© 2024 Arizent. All rights reserved.

Associates MH collateral hits market, as Moody's ups enhancement

Vanderbilt Mortgage, one of the manufactured housing sector's favorite issuers, was seen in the market last week with a $760 million MH ABS via Credit Suisse First Boston. Although Vanderbilt will service the entire pool, the portfolio backing deal was originated by Texas-based Associates Housing Finance, now a unit of Citigroup.

Associates had not been an issuer in the MH market since 1999, last gracing investors with a whopping $2.5 billion deal, also managed by CSFB. At the time, the company was the third-largest servicer of manufactured housing contracts in the U.S.

The average FICO score in the Vanderbilt/Associates pool is roughly 620, and credit enhancement levels are said to be comparable to those seen in Oakwood Homes transactions.

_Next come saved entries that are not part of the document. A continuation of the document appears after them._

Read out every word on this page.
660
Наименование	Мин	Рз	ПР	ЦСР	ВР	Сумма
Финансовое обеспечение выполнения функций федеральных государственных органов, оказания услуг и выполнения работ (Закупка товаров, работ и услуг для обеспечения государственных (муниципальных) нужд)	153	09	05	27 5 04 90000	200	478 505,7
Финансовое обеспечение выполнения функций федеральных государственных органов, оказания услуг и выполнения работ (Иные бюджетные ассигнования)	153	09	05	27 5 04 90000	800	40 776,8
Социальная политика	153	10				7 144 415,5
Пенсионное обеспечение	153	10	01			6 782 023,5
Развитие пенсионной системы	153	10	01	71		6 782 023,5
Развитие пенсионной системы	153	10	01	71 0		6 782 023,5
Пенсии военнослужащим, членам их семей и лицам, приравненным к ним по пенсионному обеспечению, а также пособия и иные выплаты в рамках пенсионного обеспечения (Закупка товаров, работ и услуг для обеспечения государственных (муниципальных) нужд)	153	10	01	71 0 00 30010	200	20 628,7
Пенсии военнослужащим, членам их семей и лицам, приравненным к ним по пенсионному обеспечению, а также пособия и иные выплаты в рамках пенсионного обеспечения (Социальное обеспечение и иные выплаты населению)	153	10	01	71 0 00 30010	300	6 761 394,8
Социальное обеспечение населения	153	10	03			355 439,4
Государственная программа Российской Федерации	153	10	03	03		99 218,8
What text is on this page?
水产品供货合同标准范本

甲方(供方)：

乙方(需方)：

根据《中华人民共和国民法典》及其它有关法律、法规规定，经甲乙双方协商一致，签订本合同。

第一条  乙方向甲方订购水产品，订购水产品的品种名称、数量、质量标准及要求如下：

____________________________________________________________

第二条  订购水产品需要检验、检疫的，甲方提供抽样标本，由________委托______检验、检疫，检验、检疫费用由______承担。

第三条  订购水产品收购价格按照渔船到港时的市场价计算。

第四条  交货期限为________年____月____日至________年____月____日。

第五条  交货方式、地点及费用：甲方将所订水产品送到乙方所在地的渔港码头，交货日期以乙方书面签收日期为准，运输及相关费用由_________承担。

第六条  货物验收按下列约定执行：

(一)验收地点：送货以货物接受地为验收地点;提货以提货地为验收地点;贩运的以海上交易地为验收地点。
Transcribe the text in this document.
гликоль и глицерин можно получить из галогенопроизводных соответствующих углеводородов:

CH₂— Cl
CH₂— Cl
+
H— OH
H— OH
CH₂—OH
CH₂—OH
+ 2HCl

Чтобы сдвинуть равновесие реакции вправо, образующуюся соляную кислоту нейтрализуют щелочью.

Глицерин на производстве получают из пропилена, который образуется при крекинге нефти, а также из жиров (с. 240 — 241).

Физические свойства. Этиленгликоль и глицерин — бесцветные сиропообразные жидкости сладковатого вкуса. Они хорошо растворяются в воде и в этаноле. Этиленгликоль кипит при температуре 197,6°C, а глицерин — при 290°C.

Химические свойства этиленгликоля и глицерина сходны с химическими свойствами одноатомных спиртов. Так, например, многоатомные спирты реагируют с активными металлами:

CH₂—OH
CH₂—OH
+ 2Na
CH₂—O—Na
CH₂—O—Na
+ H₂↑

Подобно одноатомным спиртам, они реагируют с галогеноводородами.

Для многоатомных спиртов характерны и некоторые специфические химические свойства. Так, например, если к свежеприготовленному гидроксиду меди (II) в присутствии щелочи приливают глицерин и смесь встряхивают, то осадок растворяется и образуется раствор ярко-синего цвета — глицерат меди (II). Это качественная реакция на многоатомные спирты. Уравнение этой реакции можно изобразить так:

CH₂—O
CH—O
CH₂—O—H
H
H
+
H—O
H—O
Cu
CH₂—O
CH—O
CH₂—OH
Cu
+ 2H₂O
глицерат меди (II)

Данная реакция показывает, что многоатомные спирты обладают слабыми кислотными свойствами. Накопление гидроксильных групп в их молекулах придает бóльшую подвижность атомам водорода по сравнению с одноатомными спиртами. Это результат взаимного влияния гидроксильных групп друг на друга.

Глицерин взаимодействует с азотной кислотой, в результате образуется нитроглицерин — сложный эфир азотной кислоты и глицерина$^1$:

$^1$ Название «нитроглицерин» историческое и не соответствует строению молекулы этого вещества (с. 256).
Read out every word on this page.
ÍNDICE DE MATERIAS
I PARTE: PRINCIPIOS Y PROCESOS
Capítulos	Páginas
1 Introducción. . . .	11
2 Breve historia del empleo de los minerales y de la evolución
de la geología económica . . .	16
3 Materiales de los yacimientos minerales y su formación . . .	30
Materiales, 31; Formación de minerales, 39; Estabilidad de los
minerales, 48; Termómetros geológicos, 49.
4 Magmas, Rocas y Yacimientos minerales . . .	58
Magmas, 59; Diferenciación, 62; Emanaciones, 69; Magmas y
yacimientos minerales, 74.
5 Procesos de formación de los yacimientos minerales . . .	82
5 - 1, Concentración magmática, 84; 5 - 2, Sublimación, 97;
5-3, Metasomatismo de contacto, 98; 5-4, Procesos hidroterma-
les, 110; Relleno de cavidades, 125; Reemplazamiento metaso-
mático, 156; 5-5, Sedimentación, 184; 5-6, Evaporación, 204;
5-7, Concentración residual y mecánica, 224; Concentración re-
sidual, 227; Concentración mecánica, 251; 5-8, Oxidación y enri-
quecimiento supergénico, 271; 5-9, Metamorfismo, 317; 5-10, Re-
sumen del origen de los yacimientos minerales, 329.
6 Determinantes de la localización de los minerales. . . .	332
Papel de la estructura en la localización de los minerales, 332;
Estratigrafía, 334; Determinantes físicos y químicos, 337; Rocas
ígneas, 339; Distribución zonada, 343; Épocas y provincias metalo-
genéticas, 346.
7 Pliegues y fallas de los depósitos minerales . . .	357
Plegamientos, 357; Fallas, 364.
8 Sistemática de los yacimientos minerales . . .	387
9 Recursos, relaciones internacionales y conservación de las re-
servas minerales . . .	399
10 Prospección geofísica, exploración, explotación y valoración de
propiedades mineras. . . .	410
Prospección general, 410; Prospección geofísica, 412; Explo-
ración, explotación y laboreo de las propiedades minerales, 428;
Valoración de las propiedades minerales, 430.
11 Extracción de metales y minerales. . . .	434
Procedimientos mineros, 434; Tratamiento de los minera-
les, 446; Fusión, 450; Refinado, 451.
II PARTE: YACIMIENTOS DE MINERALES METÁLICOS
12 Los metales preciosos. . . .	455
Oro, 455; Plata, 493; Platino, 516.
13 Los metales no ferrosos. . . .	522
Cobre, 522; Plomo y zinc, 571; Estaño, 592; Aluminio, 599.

Vanderbilt is a sector favorite largely because its parent, Clayton Homes (CMH), typically buys back defaulted loans in Vanderbilt's deals resulting in near zero losses. In this transaction, Clayton will provide a corporate guarantee on the triple-B rated first loss class for principal and interest. Clayton has a Baa2' shadow rating from Moody's Investors Service.

The Conseco factor

From a macro perspective, Moody's is reportedly requiring higher credit enhancement on all MH deals levels due to fears of a flood of Conseco Finance inventory hitting the market if the company goes bankrupt. Excess inventories drive down the repossession and recovery rates industry-wide.

On Tuesday last week, Moody's lowered the corporate rating of Conseco Inc. and all of its subsidiaries to Caa1' from B2' in lieu of a planned debt exchange offer which will make the outstanding old notes' structurally subordinated to the new notes'. The downgrade was one notch lower than anticipated, according to Street commentary.